Convert CSV to JSON
APIs, config files, fixtures, NoSQL imports — sooner or later tabular data needs to become JSON. The shape you almost always want is an array of objects: each row becomes {"…header": "value"}, keyed by the header row. That’s exactly what this converter emits, with two decisions most converters get wrong left under your control: whether values are typed, and whether you need one giant array or one object per line.
Typed (the default) means numeric strings become JSON numbers, empty cells become null, and true/false become booleans — with the crucial exception that leading-zero values like ZIP code 02134 stay strings, because "zip": 2134 is corrupted data. Untyped keeps everything as strings, byte-faithful to the CSV. And because it runs on the same streaming engine as the rest of this site, a million-row CSV converts without freezing the tab.

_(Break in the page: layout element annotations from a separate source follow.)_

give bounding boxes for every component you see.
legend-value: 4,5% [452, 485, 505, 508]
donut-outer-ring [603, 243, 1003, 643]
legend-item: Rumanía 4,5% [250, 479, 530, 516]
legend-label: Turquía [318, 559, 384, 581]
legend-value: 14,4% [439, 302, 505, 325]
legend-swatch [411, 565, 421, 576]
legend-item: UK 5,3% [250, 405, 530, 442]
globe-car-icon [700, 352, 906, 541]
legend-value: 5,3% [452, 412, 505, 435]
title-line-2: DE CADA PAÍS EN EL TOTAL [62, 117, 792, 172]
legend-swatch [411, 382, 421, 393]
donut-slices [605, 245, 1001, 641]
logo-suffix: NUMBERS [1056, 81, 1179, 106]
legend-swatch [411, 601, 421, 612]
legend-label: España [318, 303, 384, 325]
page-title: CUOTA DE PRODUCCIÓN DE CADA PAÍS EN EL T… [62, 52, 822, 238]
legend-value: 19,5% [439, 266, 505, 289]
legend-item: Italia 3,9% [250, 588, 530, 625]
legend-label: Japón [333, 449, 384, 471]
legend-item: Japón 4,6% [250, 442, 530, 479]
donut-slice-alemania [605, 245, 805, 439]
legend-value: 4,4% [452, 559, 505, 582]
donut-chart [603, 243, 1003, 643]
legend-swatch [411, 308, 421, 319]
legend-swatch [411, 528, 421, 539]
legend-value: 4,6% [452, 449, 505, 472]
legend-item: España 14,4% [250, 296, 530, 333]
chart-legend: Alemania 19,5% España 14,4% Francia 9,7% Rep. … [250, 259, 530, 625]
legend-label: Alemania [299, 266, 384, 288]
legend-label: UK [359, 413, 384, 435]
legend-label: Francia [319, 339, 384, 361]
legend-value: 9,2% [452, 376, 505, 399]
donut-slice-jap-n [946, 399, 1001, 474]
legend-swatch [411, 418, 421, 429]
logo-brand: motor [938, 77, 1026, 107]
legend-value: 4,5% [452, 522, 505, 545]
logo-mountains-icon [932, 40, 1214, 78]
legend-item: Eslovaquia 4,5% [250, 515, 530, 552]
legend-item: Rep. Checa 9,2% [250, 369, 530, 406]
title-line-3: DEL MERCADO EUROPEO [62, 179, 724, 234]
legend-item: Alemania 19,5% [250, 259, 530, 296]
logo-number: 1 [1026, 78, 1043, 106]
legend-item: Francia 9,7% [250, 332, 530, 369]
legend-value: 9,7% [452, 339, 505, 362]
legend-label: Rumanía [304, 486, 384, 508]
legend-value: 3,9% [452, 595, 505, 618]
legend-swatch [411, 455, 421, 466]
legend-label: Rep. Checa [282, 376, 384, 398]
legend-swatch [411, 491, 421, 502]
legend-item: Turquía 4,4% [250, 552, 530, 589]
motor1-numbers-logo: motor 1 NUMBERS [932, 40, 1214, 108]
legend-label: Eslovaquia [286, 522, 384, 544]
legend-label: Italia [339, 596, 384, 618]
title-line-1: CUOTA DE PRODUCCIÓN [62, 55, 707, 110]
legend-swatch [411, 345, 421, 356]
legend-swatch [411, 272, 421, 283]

Preset: the JSON export panel opens as soon as your file loads.
Drop a CSV, TSV or Excel file here
.csv · .tsv · .txt · .csv.gz · .xlsx — files up to 4 GB open here, in your browser. Nothing is uploaded; the file is read in place on your device.

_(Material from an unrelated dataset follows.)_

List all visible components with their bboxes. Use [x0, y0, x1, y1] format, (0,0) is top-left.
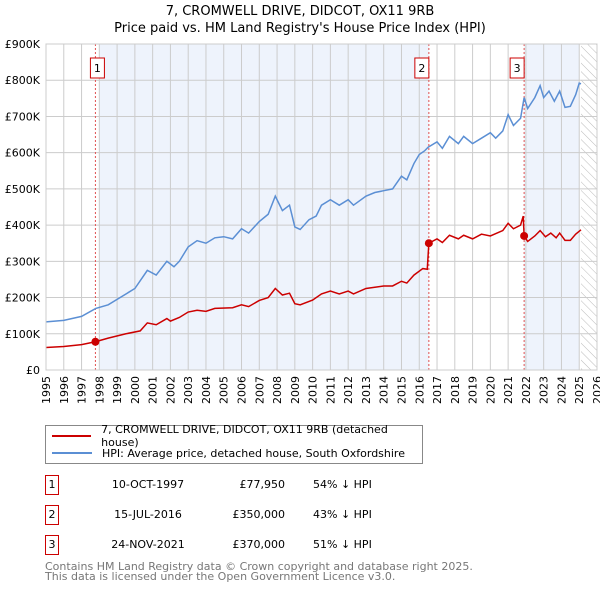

Filters combine with AND. Use the search box for a quick any-column match. Regex filters use JavaScript syntax.
Untick to hide a column (hidden columns are left out of exports). Type to rename — renames apply to exports too.
Exports include your filters, sort, edits and cleanups. Hidden columns are left out; renamed headers apply. The file is generated on your device — nothing is sent anywhere.
How it works
- Drop the CSV — headers become the JSON keys (toggle “First row is header” if there are none; keys fall back to col_1, col_2…).
- Filter or clean first if you only need a subset — the export honors the current view.
- Pick JSON (one array) or NDJSON (one object per line), typed or not.
- Download. For very large outputs, prefer NDJSON — it streams into other tools line by line.
JSON array or NDJSON — which do you need?
A single JSON array ([{…},{…}]) is what config files, test fixtures and most web APIs expect — but a consumer must parse the whole thing before using any of it. NDJSON (newline-delimited JSON, also called JSON Lines) puts one complete object per line; it’s the native bulk format for MongoDB’s mongoimport, Elasticsearch’s _bulk, BigQuery load jobs and most log pipelines, and it can be processed line-by-line with constant memory. Rule of thumb: hand-editable or consumed at once → JSON array; feeding a database or pipeline, or over ~100k rows → NDJSON.
Nesting is the one thing CSV can’t express: a flat row can only become a flat object. If you need {"address": {"city": …}}, convert flat here first, then reshape in code — a converter that guesses at nesting from column-name dots tends to guess wrong in ways that are painful to detect.
Good to know
- Duplicate header names collapse into one key in JSON — rename columns in the Columns panel first if your CSV has repeated headers.
- IDs that must stay strings (leading zeros, >15 digits) are protected automatically in typed mode — spot-check one row if your IDs matter.
- Hidden columns are left out of the JSON entirely — a quick way to drop internal fields before sharing.
Frequently asked questions
How are empty cells represented?
Typed mode writes null (the JSON idiom for missing); untyped mode writes "" (the literal CSV content). Pick based on the consumer: most APIs and databases treat null as absent but "" as a real empty string.
Can it convert JSON back to CSV?
Not here — flattening arbitrary nested JSON into columns is a different (and messier) problem than row-to-object conversion. This page does CSV/TSV/XLSX → JSON only.
What happens with a million-row file?
It works — conversion streams through the file with a progress bar. Choose NDJSON at that scale: a single million-entry JSON array is legal but miserable for whatever parses it next.
Are numbers like 007 or 4111111111111111 converted to JSON numbers?
No — that’s the point of the guardrails. Leading-zero values and digit strings longer than 15 characters stay JSON strings, because converting them to numbers destroys them (007 → 7; 16-digit IDs lose their last digit to float rounding). Ordinary numbers like 42 or 9.99 do become real JSON numbers in typed mode.